Fonda takes new path with role in The Limey

Peter Fonda is not a satisfied man, despite the critical and popular success of a career spanning more than three decades. He does not want to be judged by his past roles alone, and he is not willing to state that his best may be behind him.

“I can’t stand the idea of retirement,” Fonda said during a telephone interview Sept. 28. “Films like Waking Ned Devine, which I absolutely loved, give me hope. In that movie there were actors in their 70s in great parts. A lot of this business is about adapting, something I think I’ve done decently over my career.”

The direction Fonda has decided to take, beginning with Ulee’s Gold in 1996, has brought him more satisfaction than at any other point during his career.

“Working with actors and directors that are fiercely independent has brought a breath of fresh air into my career,” he said. “I’ve definitely got my second wind. I feel like I could work until the day I die.”

So when Fonda had the chance to work with the acclaimed director Steven Soderbergh on The Limey, he jumped at the chance. He was ready to do anything in order to work with Soderbergh. True to form, Fonda transformed himself into the horribly disreputable character of Terry Valentine. The joke that circulated around the studio during production was that while Terrence Stamp’s character was “the limey,” Fonda’s character was “the slimy.”

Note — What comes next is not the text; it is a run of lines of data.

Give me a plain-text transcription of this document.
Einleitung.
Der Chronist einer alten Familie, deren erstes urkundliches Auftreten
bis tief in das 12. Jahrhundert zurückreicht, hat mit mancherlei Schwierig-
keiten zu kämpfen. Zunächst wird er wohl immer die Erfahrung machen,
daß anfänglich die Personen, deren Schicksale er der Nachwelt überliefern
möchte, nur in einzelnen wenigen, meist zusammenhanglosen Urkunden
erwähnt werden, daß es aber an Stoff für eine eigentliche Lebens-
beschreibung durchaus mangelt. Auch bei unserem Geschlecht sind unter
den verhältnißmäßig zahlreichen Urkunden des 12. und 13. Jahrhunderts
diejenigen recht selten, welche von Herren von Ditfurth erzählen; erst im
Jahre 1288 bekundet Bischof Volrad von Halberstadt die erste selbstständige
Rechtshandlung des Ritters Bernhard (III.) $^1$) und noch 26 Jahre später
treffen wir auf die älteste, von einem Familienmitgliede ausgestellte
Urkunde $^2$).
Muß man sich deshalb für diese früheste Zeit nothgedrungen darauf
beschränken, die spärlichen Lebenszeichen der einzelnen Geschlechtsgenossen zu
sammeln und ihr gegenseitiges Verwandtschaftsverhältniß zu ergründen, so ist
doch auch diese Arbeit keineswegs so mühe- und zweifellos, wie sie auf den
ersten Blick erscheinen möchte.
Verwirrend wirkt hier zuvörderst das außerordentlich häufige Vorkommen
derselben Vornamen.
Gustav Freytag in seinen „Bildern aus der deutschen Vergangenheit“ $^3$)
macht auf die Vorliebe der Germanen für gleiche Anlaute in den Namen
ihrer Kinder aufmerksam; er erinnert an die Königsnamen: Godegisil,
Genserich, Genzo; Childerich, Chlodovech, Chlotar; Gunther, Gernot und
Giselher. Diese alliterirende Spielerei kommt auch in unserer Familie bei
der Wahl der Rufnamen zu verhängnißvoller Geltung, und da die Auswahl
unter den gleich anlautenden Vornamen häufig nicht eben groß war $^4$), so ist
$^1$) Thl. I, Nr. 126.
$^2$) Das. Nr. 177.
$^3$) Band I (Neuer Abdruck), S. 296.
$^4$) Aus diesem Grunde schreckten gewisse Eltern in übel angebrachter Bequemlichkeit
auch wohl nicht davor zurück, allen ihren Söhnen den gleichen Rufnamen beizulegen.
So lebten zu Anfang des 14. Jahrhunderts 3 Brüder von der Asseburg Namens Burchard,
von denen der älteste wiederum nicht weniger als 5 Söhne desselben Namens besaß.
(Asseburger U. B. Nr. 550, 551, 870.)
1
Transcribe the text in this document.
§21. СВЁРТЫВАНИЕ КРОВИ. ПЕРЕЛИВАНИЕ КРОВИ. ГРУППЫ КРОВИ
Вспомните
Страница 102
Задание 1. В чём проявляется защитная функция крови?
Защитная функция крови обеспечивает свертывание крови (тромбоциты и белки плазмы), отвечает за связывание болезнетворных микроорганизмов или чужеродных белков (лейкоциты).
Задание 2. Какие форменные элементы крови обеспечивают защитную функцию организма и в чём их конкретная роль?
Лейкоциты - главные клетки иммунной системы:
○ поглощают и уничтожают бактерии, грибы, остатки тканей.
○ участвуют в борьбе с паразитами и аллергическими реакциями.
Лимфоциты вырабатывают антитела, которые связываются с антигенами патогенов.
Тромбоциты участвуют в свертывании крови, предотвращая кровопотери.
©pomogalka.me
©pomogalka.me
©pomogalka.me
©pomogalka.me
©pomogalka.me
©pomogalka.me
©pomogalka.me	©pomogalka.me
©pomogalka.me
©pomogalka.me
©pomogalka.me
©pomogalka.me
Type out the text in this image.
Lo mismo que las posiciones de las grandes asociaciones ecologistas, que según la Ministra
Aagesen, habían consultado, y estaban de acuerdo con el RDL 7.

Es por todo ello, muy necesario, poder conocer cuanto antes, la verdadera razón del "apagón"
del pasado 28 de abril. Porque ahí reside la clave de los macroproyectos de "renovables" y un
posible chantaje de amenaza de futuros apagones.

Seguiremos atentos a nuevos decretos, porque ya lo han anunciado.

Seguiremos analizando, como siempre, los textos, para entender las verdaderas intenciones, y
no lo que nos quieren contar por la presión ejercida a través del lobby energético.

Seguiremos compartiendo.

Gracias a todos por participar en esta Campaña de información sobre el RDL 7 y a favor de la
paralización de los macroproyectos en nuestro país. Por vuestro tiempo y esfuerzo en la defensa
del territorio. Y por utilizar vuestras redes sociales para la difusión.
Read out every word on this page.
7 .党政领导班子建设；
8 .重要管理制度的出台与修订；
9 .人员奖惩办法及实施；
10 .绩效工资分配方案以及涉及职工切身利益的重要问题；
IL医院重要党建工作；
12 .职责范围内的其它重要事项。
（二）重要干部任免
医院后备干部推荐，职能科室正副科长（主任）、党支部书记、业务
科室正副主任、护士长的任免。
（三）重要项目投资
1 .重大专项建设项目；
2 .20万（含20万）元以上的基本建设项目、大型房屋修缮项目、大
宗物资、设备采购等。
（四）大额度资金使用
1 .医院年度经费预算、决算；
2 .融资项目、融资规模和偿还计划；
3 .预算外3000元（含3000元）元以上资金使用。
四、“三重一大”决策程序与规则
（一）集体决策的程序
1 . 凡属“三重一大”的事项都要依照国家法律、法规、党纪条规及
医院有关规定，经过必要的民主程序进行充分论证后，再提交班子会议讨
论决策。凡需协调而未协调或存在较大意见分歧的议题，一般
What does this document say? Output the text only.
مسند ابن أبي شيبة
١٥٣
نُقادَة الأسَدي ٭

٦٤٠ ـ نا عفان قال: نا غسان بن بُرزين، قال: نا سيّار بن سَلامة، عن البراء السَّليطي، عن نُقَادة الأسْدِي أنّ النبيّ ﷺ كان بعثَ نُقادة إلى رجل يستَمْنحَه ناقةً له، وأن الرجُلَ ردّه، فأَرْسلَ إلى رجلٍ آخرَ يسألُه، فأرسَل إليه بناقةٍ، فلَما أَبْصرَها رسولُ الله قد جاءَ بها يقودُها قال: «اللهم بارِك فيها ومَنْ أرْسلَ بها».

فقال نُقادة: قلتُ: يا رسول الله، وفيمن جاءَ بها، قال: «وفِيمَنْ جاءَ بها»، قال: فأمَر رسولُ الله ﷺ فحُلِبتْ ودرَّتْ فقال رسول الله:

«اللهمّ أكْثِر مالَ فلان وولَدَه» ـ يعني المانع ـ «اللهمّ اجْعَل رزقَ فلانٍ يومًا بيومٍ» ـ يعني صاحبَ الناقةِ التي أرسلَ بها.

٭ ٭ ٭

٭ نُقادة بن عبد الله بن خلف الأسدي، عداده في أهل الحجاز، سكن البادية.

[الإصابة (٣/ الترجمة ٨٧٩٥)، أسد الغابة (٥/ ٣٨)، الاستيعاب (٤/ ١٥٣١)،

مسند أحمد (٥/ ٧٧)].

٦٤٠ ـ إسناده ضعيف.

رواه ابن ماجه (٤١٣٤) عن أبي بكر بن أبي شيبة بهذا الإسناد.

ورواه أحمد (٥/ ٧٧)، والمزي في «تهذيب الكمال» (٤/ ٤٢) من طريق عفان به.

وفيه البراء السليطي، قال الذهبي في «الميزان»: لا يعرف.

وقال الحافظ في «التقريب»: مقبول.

“There’s that scene where we first meet Valentine’s love interest coming out of the pool,” Fonda said. “He says something to the effect of `Your mom was right in how pretty you would turn out,’ implying that he not only may have been harboring romantic feelings since this woman was a young girl, but he probably also had a relationship with the girl’s mother. I loved making The Limey, despite my aversion to my character. I think it’s definitely an entertaining film.”

Fonda chooses roles with the idea of what actors and directors he will get a chance to work with rather than the individual merit of the character’s personality.

“I was in Escape from L.A. for the sheer fact that I’d get to work with John Carpenter,” Fonda said. “I mean, c’mon man, this is the guy who made Halloween. Plus, it had Kurt Russell in it, who’s been my friend for a while.”

Despite his amazing and diverse career, Fonda still has a list of directors and actors he would like to work with. He’s looking for people that will take his career in another direction.

“(Directors) Sam Raimi, Terry Gilliam and Rob Reiner would have to be at the top of my list for guys I’d like to work for,” Fonda said. “As far as actors, I got to go with Bruce Willis. His presence is amazing. The Sixth Sense was the best thing I’ve seen in a while.”

Fonda is working on a children’s film, Thomas and the Magic Railroad, based on the popular British book series, Thomas the Tank Engine. His co-stars include Mara Wilson and Alec Baldwin, and the film is directed by Russel Means.

“I’m ecstatic that I’m doing a children’s film,” he said. “It feels like I’ve wanted to do one forever. It’s great to finally get that desire satiated.”

There is little Fonda has not done. Only one family has two members who have performed in films included on the American Film Institute’s list of the 100 greatest U.S. films of all time. That distinction belongs to Peter and his father, Henry Fonda. The AFI honored them for their roles in Easy Rider and The Grapes of Wrath, respectively.

“I’m absolutely thrilled that people will always associate me with my role in Easy Rider,” Fonda said. “I don’t feel typecast at all, and even if some may consider me to be, I don’t believe that it’s necessarily a bad thing.”

Fonda does not feel that he is in his father’s shadow. To him, acting is not genetic, and it requires far more than sheer talent.

“Talent is God’s gift to you,” he said. “How you develop and refine that talent is your own choice. I’m sure my father had some influence in my career, but it was mostly my own choice.”